Kyle Ardoin, left, Gwen Collins-Greenup

Even before he was elected Secretary of State last year, Kyle Ardoin learned the hard way just how fond Louisiana voters are of the customary "I voted!" stickers they'd been getting when they cast their ballots.

Ardoin, who was running his first election as acting secretary and also on the ballot for the permanent post, hadn't planned to supply them to local polling places, prompting a social media backlash from disappointed voters.

"Who knew?" Ardoin said recently, looking back on the ordeal. "But we heard them loud and clear."

It was the first major backfire for Ardoin, who was thrust into the acting role when his former boss, Republican Tom Schedler, resigned amid sexual harassment allegations. 
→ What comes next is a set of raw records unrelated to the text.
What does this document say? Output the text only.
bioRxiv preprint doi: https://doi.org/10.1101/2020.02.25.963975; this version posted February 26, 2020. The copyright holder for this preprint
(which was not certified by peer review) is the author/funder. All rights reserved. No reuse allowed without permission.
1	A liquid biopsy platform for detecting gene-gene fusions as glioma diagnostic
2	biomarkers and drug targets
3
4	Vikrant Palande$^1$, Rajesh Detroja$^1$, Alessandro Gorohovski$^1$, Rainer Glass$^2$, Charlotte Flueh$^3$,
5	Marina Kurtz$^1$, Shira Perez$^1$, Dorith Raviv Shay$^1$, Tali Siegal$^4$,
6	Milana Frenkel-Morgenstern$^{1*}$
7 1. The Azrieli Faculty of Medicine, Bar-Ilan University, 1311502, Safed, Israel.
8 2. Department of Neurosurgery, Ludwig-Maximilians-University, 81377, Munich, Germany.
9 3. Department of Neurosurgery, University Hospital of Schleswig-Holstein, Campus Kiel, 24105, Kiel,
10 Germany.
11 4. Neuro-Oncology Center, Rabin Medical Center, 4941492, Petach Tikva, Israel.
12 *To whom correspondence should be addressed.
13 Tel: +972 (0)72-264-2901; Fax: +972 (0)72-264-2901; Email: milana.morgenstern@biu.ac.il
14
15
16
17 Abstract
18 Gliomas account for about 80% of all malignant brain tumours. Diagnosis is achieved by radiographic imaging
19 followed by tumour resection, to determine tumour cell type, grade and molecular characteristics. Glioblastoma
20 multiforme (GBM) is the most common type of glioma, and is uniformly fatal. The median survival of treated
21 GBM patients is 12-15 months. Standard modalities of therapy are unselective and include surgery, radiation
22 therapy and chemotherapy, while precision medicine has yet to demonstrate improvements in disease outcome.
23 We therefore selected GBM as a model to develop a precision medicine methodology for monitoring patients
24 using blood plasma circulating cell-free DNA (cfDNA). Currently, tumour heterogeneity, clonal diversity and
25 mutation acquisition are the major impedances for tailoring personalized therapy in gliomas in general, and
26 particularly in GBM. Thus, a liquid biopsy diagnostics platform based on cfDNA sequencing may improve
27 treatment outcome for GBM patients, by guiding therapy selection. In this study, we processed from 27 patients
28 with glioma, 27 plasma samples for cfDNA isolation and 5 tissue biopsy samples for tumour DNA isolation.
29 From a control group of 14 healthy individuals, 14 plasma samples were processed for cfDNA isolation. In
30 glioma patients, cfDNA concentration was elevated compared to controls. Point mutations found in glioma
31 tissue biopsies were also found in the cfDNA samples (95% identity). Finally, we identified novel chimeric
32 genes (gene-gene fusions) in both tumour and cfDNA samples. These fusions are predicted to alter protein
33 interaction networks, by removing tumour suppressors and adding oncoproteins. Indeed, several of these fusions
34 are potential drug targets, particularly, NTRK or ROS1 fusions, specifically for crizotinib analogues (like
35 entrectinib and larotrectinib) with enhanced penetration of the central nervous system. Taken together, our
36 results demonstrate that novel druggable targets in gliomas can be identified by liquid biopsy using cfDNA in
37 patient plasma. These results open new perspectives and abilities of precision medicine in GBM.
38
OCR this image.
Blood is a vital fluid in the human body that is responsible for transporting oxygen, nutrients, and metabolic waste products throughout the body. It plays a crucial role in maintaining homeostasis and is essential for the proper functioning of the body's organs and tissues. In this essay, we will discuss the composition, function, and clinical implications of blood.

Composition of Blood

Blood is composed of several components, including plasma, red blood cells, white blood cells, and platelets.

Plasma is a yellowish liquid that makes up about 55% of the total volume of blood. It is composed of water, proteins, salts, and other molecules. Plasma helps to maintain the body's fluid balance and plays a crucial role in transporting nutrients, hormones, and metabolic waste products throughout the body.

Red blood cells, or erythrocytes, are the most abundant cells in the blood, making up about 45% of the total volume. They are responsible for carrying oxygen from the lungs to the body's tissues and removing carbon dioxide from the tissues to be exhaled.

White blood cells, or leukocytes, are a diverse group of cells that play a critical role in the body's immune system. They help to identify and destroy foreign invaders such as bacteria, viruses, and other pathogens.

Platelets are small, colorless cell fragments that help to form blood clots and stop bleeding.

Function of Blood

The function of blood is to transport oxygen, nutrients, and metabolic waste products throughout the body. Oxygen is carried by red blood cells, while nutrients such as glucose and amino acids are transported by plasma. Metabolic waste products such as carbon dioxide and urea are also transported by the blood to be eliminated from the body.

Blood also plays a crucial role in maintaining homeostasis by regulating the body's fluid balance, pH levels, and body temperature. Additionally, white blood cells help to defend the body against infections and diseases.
Last December, Ardoin, a Baton Rouge Republican, defeated Gwen Collins-Greenup, a Clinton Democrat, in a special election to become Louisiana's chief elections officer. Now they are heading toward a rematch.

The two again find themselves as the main candidates for Secretary of State — this time seeking a full four-year term, with election security and attempted foreign influence among the most pressing issues the country faces. The other two candidates in the primary are Thomas J. Kennedy III, of Metairie, and Amanda "Jennings" Smith, of Bastrop. Both are Republicans.

Ballot security is the top issue that Collins-Greenup, whom the state Democratic Party endorsed ahead of the Oct. 12 election, and Ardoin, whom the Louisiana GOP endorsed, focus on in their campaigns — among the first issues they mention when detailing their priorities.

“In administering our elections, states face security challenges of unprecedented magnitude,” researchers concluded in a recent bipartisan national report on state election system deficiencies. “Elections are the pillar of American democracy, and, as we saw in 2016 and 2018, foreign governments will continue to target them.” The study was conducted by the Brennan Center for Justice at New York University School of Law, the Alliance for Securing Democracy, the R Street Institute, and the University of Pittsburgh Institute for Cyber Law, Policy, and Security.

“Election security is a priority right now with interference in our outdated voter systems," said Collins-Greenup, a businesswoman.

Said Ardoin: "There's a lot of foreign influence trying to get folks to not believe in our system."

Louisiana is one of only three states that still rely on paperless voting machines, which means it doesn’t keep voter-verifiable paper backups.

The effort to purchase new machines that would leave a paper audit trail was also a key issue in the campaigns last year. 

But an effort to replace the voting machines the state bought more than a decade ago has faced repeated setbacks, including state budget woes, contested contracts and other political squabbles.

It remains unclear when a new system may be put in place — certainly not before all statewide positions, including a contested governor's race, appear on the ballot this fall along with all 144 state legislative seats and possibly not before the 2020 presidential and congressional election cycle. 

Collins-Greenup said the lack of post-election paper audits and the state’s failure to have new machines in time for major election cycles should be major concerns.

“We didn’t get them, so I’m looking to replace our outdated voting machines,” she said. “My platform is pretty simple – protecting Louisiana.”

The state is spending $2 million this year to rent temporary early-voting machines for the October and Nov. 16 elections. Early voting for the Oct. 12 election starts Saturday and ends Oct. 5, excluding Sunday. 

Ardoin, the former first assistant secretary of state for eight years, took over on an interim basis after the Schedler's resignation.

Ardoin's defended his handling of the new role, despite obstacles during the transition. He said he often spends time explaining security efforts to voters.

“Voters have questions about that,” he said. "Are my votes secure and will they be accurately counted?"

He said the rented machines are a temporary effort to address concerns until a long-term solution can be finalized.

"We're really pleased to have bridged that gap and solved that issue,” he said.

He stressed that Louisiana’s voting machines are programmed in-house and never connect to the internet.

He recently had representatives from the state’s cybersecurity commission check the machines that will be used.

"They've given us a thumbs up on what we're doing,” Ardoin said. "We're going to use the same standards we have and beef that up."

Collins-Greenup is hoping her message of working together toward positive change will resonate with voters who have been frustrated by the political process.

"Change doesn’t happen overnight," she said. "We’ve proven when Louisianans work together positive change can happen."